I have a little theory: that the public and members of the Academy are driven by a similar set of decision parameters when choosing a person, compared to when they choose a film.
It makes sense that the public and the Academy members would agree more when it comes to picking a person; even when under the auspices of Art and Science, choosing humans in almost any talent-based competition comes down in large part to popularity. This has been reiterated by articles of late detailing the 'lobbying' process that goes on within Hollywood to secure a win. Nominees show up at events, make calls, 'kiss the hand', etc -- to the point that when a nominee declines to do these things, it is worthy of notice.
It is also possible -- and likely -- that the 'lobbying' process and accompanying PR activities that go into trying to secure an Oscar win impact the public and members in the same way. More events and paparazzi shots mean more blog entries, articles, and magazine covers. It is simple self-promotion.
So why is Silver's model so much more accurate than a public poll when it comes to Best Picture? My theory is that choosing a film involves a different set of decision-making parameters, and here expert opinion diverges more from lay opinions. Or, perhaps the type of 'lobbying' undertaken for this particular award differs and impacts more on members' finely attuned ears, while falling deaf on the general public, who use simple proximity heuristics -- e.g. familiarity and favorability ("Did I see the film? Did I like the film?") to choose a winner.
As a final check, I also looked for nationally representative polling data from previous Oscar years. I didn't find much, although I'm sure there is more out there. The problem with the old polls I found is that they asked who Americans thought should win (rather than who would win), and so the comparison to my findings above is less useful, because the polls are measuring something slightly different.
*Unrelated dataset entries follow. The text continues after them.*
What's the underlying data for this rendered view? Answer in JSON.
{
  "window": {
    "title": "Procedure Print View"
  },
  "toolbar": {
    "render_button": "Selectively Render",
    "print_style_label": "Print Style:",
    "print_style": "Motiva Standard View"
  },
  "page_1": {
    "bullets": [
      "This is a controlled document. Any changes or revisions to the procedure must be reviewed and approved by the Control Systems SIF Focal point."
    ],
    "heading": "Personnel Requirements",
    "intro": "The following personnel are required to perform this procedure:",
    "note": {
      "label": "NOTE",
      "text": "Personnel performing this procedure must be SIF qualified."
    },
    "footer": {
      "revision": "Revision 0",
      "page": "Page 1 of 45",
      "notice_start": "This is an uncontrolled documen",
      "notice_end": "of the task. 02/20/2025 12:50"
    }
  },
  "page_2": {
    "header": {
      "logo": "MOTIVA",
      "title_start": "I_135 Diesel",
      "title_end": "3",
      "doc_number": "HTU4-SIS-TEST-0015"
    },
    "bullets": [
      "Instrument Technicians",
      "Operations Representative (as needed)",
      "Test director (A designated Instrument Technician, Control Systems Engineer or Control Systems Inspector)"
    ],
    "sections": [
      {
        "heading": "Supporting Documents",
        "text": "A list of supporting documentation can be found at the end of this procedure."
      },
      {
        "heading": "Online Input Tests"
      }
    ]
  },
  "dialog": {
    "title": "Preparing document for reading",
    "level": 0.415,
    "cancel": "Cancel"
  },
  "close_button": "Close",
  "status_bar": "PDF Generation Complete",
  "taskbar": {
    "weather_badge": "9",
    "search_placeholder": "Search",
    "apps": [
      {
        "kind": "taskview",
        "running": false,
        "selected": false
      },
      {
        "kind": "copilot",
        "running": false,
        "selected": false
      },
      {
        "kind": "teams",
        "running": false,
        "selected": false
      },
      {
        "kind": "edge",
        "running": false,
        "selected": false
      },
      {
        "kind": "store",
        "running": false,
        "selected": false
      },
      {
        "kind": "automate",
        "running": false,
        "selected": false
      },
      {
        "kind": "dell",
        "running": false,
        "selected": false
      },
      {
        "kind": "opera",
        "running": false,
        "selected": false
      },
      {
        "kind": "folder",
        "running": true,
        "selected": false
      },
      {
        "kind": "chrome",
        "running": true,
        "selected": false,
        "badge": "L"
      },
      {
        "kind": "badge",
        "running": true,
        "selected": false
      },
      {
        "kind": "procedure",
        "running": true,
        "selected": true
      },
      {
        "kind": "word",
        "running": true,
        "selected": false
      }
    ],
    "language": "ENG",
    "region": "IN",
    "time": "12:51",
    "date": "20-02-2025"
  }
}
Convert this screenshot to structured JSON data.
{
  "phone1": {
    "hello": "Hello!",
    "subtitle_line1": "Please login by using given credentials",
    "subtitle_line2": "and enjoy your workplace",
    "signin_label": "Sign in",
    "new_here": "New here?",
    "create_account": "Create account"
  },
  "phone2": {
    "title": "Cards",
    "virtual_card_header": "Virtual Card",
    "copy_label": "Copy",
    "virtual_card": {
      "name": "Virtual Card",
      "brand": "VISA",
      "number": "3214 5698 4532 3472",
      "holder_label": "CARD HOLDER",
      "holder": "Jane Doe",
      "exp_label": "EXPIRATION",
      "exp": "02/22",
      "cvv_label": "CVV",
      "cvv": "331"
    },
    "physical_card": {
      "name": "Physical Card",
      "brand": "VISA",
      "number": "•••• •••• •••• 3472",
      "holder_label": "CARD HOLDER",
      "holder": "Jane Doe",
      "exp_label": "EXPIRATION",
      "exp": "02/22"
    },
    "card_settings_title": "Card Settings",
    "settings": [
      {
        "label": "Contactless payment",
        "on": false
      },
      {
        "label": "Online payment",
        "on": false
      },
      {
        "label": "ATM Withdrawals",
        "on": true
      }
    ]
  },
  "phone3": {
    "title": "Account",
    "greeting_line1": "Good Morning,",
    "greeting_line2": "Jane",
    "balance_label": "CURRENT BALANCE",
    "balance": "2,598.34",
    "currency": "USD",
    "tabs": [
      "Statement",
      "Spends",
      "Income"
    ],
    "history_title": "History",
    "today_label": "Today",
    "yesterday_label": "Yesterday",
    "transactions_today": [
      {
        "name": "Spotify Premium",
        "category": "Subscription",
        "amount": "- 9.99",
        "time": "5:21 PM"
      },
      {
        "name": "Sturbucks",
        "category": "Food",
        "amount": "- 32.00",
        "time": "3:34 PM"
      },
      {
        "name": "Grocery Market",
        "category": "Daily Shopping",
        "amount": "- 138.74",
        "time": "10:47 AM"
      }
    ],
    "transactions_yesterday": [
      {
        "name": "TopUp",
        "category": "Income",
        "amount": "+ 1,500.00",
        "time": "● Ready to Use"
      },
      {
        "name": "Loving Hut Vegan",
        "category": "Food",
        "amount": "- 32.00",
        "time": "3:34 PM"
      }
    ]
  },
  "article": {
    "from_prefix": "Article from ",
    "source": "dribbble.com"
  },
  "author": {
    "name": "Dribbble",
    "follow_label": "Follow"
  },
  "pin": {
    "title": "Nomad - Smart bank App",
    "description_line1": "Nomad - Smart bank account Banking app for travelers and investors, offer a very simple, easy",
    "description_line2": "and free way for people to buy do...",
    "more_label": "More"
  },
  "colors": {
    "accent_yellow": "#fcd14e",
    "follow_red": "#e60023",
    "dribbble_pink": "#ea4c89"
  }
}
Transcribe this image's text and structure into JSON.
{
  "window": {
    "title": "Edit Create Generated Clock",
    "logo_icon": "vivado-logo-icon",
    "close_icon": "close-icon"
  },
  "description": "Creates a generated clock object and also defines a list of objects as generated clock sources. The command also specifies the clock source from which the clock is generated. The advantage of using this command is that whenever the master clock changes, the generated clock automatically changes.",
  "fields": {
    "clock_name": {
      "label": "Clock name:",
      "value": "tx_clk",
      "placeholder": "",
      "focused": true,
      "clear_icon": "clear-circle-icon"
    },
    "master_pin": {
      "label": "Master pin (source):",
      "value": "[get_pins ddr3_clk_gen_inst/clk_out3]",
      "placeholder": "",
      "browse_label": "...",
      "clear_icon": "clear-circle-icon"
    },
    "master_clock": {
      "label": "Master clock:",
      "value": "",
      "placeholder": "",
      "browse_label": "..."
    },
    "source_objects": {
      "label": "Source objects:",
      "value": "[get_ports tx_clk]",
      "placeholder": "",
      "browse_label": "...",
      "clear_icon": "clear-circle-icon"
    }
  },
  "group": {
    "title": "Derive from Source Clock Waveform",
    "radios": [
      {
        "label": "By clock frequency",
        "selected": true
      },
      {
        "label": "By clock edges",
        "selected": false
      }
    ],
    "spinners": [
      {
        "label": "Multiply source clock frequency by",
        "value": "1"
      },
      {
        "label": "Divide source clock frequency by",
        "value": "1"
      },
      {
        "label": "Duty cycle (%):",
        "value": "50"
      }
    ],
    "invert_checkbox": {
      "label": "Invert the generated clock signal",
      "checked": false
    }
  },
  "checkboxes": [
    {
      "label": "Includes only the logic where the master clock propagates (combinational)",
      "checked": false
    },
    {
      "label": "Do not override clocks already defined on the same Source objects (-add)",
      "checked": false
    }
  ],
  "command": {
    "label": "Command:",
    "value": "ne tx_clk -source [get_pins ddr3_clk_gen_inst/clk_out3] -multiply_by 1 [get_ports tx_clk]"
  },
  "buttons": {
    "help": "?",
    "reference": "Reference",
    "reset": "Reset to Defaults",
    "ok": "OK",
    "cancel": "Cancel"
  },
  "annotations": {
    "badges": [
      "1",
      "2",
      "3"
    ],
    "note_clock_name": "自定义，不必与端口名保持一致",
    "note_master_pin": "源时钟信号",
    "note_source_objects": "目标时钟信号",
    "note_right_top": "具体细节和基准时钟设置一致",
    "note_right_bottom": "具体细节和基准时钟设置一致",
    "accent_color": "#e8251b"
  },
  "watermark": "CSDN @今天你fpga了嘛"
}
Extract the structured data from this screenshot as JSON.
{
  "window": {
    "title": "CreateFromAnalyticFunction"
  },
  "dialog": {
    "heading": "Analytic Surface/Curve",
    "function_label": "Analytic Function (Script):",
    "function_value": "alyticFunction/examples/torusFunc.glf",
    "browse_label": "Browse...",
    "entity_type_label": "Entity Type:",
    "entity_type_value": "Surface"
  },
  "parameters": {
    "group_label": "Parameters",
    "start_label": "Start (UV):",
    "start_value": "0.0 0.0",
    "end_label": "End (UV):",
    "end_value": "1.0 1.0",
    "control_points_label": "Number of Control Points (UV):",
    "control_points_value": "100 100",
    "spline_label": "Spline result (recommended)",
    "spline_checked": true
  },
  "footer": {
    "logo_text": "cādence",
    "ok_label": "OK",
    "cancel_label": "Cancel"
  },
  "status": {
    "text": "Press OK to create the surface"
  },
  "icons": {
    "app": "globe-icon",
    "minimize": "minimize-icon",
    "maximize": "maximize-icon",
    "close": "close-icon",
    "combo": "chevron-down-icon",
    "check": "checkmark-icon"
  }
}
These older polls were also conducted by phone, and the Reuters/Ipsos polling is done online - again, this affects comparability (perhaps the online population is also more 'tuned in' to entertainment and Hollywood than the offline one?).
Regardless, however, the findings aren't bad: in 2007 the Best Actor and Best Actress awards went to the nominees ranked second in the Harris polls, and in 2005 the same awards went to the nominees ranked first. So while the comparison is imperfect, at least it doesn't wildly contradict my theory above.
What does this tell us about how to place your Oscar bets next year? It is fairly straightforward: public polling (or models) will get you most of the way there for the awards for people -- assuming a few wildcards -- but Best Picture is best predicted via the use of strong priors and not public polling data.
However, the point of this article is not necessarily to help Oscar punters, or to question the process; I know basically nothing about this industry apart from what I have gleaned from my lunchtime perusal of a few gossip blogs. The point to underline is that it is possible to predict or model event outcomes with wide-ranging sets of data, and to do so fairly accurately -- as long as you understand the parameters and limitations of each input to your model.
When, for example, Ipsos conducts online polls for our client Thomson Reuters, we are fully aware that the 10 percent-15 percent of Americans who aren't online cannot -- by definition -- be included in our poll. But, we've also learned a lot about how our data acts, and what the parameters are for political decision-making by the public and by the people we interview online. It is this process that allows us to make accurate predictions despite -- as some critics would claim -- the lack of a probability-based sample.
Neither polling nor modeling are the sole future of election (and Oscar!) predictions; it will be an evolving marriage between these two approaches. Both are now essential in the Brave New World of Big Data and advanced analytics.
For now, the next question is... how can we use this information to predict the next Pope?!